EDP was already well on its way toward that goal on its own. Under the leadership of Chairman Antonio Mexia, who has been in charge since 2005, the company has pursued a green, forward-looking strategy, investing in hydroelectric dams and windfarms in Portugal and other countries. EDP is now the world's number three wind power company.

offshore wind farm
EDP spent a lot of money building wind farmsImage: picture-alliance/dpa

But while all that investment has been a promising long-term strategy, it has helped put the company into debt in the short term. Some analysts said the government was almost bound to go with a suitor who could help EDP pay down its debts now.

"At this moment EDP has debt of 17 billion euros," said Ana Baptista of the Lisbon-based business website Dinheiro Vivo.
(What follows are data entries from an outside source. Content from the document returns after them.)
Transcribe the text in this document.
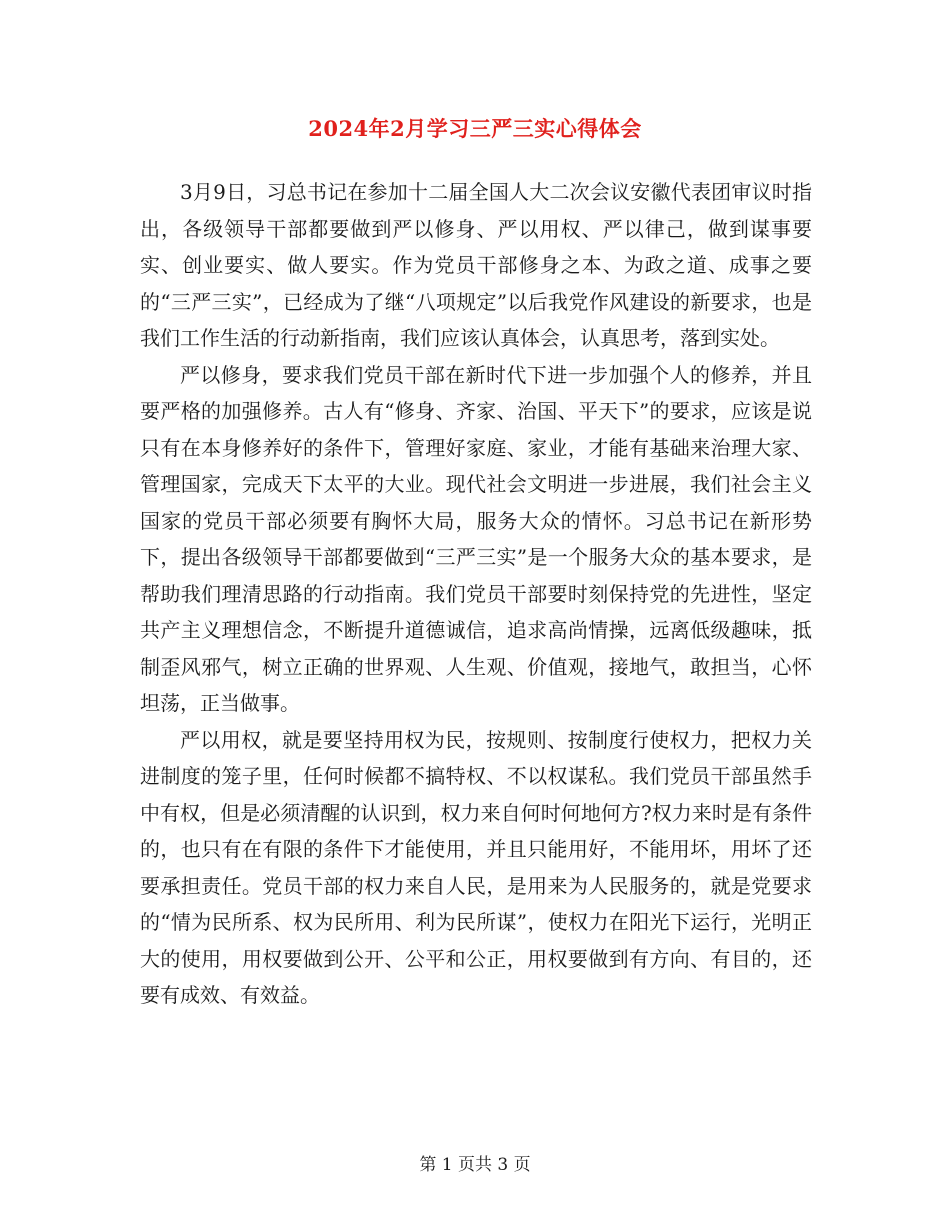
2024年2月学习三严三实心得体会

3月9日，习总书记在参加十二届全国人大二次会议安徽代表团审议时指出，各级领导干部都要做到严以修身、严以用权、严以律己，做到谋事要实、创业要实、做人要实。作为党员干部修身之本、为政之道、成事之要的“三严三实”，已经成为了继“八项规定”以后我党作风建设的新要求，也是我们工作生活的行动新指南，我们应该认真体会，认真思考，落到实处。

严以修身，要求我们党员干部在新时代下进一步加强个人的修养，并且要严格的加强修养。古人有“修身、齐家、治国、平天下”的要求，应该是说只有在本身修养好的条件下，管理好家庭、家业，才能有基础来治理大家、管理国家，完成天下太平的大业。现代社会文明进一步进展，我们社会主义国家的党员干部必须要有胸怀大局，服务大众的情怀。习总书记在新形势下，提出各级领导干部都要做到“三严三实”是一个服务大众的基本要求，是帮助我们理清思路的行动指南。我们党员干部要时刻保持党的先进性，坚定共产主义理想信念，不断提升道德诚信，追求高尚情操，远离低级趣味，抵制歪风邪气，树立正确的世界观、人生观、价值观，接地气，敢担当，心怀坦荡，正当做事。

严以用权，就是要坚持用权为民，按规则、按制度行使权力，把权力关进制度的笼子里，任何时候都不搞特权、不以权谋私。我们党员干部虽然手中有权，但是必须清醒的认识到，权力来自何时何地何方?权力来时是有条件的，也只有在有限的条件下才能使用，并且只能用好，不能用坏，用坏了还要承担责任。党员干部的权力来自人民，是用来为人民服务的，就是党要求的“情为民所系、权为民所用、利为民所谋”，使权力在阳光下运行，光明正大的使用，用权要做到公开、公平和公正，用权要做到有方向、有目的，还要有成效、有效益。

第 1 页共 3 页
"Having a Chinese company coming and giving them money to finance their debt almost immediately - it's amazing, and also gives them some leverage to keep investing in all those projects," Baptista added.

German lessons

Some would have preferred the government to have chosen a European partner, but the only legitimate bidder from within the EU posed its own set of problems.
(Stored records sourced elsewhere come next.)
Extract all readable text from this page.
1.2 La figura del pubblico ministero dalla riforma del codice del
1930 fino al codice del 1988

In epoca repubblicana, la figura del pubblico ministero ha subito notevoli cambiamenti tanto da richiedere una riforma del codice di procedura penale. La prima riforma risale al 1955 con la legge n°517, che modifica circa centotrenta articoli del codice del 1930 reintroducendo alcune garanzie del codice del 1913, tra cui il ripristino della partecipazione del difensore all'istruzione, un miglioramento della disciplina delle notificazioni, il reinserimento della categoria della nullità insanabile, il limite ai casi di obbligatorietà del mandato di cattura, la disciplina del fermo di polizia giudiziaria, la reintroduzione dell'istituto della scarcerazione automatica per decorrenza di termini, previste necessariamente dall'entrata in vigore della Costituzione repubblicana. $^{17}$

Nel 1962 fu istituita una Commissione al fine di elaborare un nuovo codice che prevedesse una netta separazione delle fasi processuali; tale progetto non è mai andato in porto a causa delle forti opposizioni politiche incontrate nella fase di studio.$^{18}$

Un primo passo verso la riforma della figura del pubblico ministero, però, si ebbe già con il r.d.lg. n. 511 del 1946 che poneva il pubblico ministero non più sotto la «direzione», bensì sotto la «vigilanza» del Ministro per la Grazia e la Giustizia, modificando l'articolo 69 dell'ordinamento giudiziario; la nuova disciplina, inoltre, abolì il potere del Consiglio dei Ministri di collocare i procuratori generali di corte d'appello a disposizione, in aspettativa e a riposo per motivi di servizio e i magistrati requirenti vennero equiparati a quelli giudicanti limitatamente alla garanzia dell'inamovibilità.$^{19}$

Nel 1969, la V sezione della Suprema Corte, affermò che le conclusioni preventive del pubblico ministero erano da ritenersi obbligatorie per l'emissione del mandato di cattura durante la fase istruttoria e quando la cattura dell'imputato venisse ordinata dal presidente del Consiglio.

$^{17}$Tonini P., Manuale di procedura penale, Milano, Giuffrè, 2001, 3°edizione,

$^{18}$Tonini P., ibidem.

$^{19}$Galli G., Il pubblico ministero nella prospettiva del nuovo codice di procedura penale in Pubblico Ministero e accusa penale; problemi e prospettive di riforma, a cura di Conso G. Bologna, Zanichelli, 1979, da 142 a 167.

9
Until two weeks ago, Germany's E.ON was seen as the front-runner in - not least after company chairman Mexia visited E.ON headquarters in Düsseldorf just days before the Portuguese government announced its decision.

Portuguese striker wearing a Merkel mask
The Portuguese are no fans of Merkel or Germany at the momentImage: picture-alliance/dpa

But that visit, along with reports that German Chancellor Angela Merkel was pressuring her Portuguese counterpart to choose E.ON, prompted widespread criticism in the Portuguese press, which have been critical of Berlin's high-handedness in demanding that Portugal undergo structural economic reforms.

Opportunity and risk

Three Gorges' ride to EDP's rescue may seem to have come at precisely the right time for the over-extended firm, but the deal is not without its critics. Once the deal was announced, some began to ponder what it meant for Portugal.

EDP still enjoys a virtual monopoly on the residential retail energy market, and consumers are already feeling squeezed by energy prices. Value-added tax on power was raised from 6 percent to the top rate of 23 percent in October - one of several drastic steps to narrow the budget deficit. And on January 1 energy prices themselves rose 4 percent.

Some fear Three Gorges will press for more price hikes in order to recoup its investment. Others simply don't like the idea of a state enterprise from a non-democratic country has taken a dominant stake in a company that - for all its global reach - assures a key domestic service. Additionally, one of the trade unions serving power company employees has expressed fears for EDP workers' wages and conditions.

Business reporter Baptista, meanwhile, said others have been wondering "if the company will continue to be Portuguese if the Chinese buy a bigger stake and become owners."

"Or if the Chinese decide to sell it to another company, that will tear EDP apart and maybe would risk our - the Portuguese - supply of electricity."

It's a new frontier for Europe as much as for Portugal. But in this case, borrowers can't be choosers.